Il réfléchit en regardant la tulipe, à l'aide de sa lanterne sourde, qu'elle n'était pas encore assez avancée pour lui donner la certitude qu'elle fleurirait noire, quoique les apparences offrissent toute probabilité.

Il réfléchit que si elle ne fleurissait pas noire, ou que, si elle fleurissait avec une tache quelconque, il aurait fait un vol inutile.

Il réfléchit que le bruit de ce vol se répandrait, que l'on soupçonnerait le voleur, d'après ce qui s'était passé dans le jardin, que l'on ferait des recherches, et que, si bien qu'il cachât la tulipe, il serait possible de la retrouver.

Il réfléchit que, cachât-il la tulipe de façon à ce qu'elle ne fût pas retrouvée, il pourrait, dans tous les transports qu'elle serait obligée de subir, lui arriver malheur.

Il réfléchit enfin que mieux valait, puisqu'il avait une clef de la chambre de Rosa et pouvait y entrer quand il voulait, il réfléchit qu'il valait mieux attendre la floraison, la prendre une heure avant qu'elle s'ouvrît, ou une heure après qu'elle serait ouverte, et partir à l'instant même sans retard pour Harlem, où, avant qu'on eût même réclamé, la tulipe serait devant les juges.

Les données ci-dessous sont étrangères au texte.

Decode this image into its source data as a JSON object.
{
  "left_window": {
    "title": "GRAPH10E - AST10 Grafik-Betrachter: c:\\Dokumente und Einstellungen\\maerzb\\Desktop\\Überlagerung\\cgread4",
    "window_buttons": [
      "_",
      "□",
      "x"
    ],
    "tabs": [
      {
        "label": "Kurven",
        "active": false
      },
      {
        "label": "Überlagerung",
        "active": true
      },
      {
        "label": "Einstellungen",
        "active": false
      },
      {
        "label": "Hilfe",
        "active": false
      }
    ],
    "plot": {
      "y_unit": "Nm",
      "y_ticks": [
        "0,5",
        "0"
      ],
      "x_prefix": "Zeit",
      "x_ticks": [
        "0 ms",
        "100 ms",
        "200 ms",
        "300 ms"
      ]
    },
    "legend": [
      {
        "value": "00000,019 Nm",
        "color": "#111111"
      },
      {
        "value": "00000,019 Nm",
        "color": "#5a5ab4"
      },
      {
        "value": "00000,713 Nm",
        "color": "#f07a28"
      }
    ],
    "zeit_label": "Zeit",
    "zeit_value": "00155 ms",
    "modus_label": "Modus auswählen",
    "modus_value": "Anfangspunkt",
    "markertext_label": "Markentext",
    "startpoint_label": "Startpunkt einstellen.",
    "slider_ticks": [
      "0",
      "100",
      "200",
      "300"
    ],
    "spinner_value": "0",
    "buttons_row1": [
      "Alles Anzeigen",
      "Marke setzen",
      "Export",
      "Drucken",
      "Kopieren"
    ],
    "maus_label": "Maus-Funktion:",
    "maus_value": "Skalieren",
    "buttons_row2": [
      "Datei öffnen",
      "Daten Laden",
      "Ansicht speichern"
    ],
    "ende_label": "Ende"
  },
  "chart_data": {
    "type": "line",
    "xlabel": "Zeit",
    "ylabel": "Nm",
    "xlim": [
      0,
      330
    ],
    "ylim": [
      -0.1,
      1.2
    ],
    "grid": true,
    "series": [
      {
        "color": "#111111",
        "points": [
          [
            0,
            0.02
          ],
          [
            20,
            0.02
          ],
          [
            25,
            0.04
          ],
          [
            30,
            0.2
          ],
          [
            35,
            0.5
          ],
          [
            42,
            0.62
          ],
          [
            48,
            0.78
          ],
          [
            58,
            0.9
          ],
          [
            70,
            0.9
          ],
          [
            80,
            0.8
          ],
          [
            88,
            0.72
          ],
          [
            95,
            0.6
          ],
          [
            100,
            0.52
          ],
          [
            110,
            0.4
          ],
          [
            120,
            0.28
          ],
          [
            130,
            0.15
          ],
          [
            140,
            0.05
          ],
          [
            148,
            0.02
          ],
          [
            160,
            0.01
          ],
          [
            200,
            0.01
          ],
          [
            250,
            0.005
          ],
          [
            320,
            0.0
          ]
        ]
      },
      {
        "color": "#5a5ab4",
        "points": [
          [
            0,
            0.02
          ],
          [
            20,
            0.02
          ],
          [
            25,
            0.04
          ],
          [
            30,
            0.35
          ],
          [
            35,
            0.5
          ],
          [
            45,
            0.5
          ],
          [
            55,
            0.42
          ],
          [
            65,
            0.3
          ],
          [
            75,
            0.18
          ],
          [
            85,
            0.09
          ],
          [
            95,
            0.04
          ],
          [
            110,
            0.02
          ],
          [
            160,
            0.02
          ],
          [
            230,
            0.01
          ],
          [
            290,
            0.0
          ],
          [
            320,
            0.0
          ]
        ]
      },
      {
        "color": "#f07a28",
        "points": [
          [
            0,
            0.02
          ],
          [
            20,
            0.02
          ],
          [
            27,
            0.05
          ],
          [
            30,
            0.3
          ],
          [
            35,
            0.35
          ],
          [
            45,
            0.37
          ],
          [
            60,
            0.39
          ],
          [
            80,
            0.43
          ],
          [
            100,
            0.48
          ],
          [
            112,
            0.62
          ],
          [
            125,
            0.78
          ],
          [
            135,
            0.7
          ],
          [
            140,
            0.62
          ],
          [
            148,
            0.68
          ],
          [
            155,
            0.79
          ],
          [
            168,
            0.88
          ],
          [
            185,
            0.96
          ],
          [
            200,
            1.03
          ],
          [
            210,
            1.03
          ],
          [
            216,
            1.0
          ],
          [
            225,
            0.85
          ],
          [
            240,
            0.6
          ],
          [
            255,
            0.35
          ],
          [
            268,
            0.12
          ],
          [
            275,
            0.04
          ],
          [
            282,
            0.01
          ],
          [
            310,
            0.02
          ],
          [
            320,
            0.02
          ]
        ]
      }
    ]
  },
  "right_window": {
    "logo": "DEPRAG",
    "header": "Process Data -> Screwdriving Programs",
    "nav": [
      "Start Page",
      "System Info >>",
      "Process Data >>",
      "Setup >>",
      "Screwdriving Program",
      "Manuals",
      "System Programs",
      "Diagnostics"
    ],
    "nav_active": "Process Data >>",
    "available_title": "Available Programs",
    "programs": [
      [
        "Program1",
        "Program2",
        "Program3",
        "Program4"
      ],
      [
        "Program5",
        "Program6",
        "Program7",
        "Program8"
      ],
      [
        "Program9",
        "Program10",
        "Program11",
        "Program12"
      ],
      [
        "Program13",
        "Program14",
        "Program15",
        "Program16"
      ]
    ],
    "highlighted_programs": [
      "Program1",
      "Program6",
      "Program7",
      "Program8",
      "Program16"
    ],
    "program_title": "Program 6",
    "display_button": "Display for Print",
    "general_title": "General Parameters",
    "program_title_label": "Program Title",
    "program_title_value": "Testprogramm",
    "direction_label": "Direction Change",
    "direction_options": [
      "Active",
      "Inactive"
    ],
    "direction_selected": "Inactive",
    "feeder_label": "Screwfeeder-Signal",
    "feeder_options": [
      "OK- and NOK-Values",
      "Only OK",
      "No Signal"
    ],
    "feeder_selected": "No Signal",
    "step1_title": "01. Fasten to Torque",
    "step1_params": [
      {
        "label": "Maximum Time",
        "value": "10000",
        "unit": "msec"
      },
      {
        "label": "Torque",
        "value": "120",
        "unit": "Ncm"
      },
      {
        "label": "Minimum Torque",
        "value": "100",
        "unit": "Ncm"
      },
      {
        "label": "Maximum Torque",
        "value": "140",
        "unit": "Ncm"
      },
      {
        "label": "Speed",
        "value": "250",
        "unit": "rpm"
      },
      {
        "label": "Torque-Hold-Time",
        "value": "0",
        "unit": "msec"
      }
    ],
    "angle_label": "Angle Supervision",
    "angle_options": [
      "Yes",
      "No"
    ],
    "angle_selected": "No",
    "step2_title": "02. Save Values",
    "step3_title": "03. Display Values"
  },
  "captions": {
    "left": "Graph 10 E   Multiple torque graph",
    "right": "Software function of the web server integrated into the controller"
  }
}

Alors, ce serait celui ou celle qui réclamerait que Boxtel accuserait de vol.

C'était un plan bien conçu et digne en tout point de celui qui le concevait.

Ainsi tous les soirs, pendant cette douce heure que les jeunes gens passaient au guichet de la prison, Boxtel entrait dans la chambre de la jeune fille, non pas pour violer le sanctuaire de virginité, mais pour suivre les progrès que faisait la tulipe noire dans sa floraison.

Le soir où nous sommes arrivés, il allait entrer comme les autres soirs; mais, nous l'avons vu, les jeunes gens n'avaient échangé que quelques paroles, et Cornélius avait renvoyé Rosa pour veiller sur la tulipe.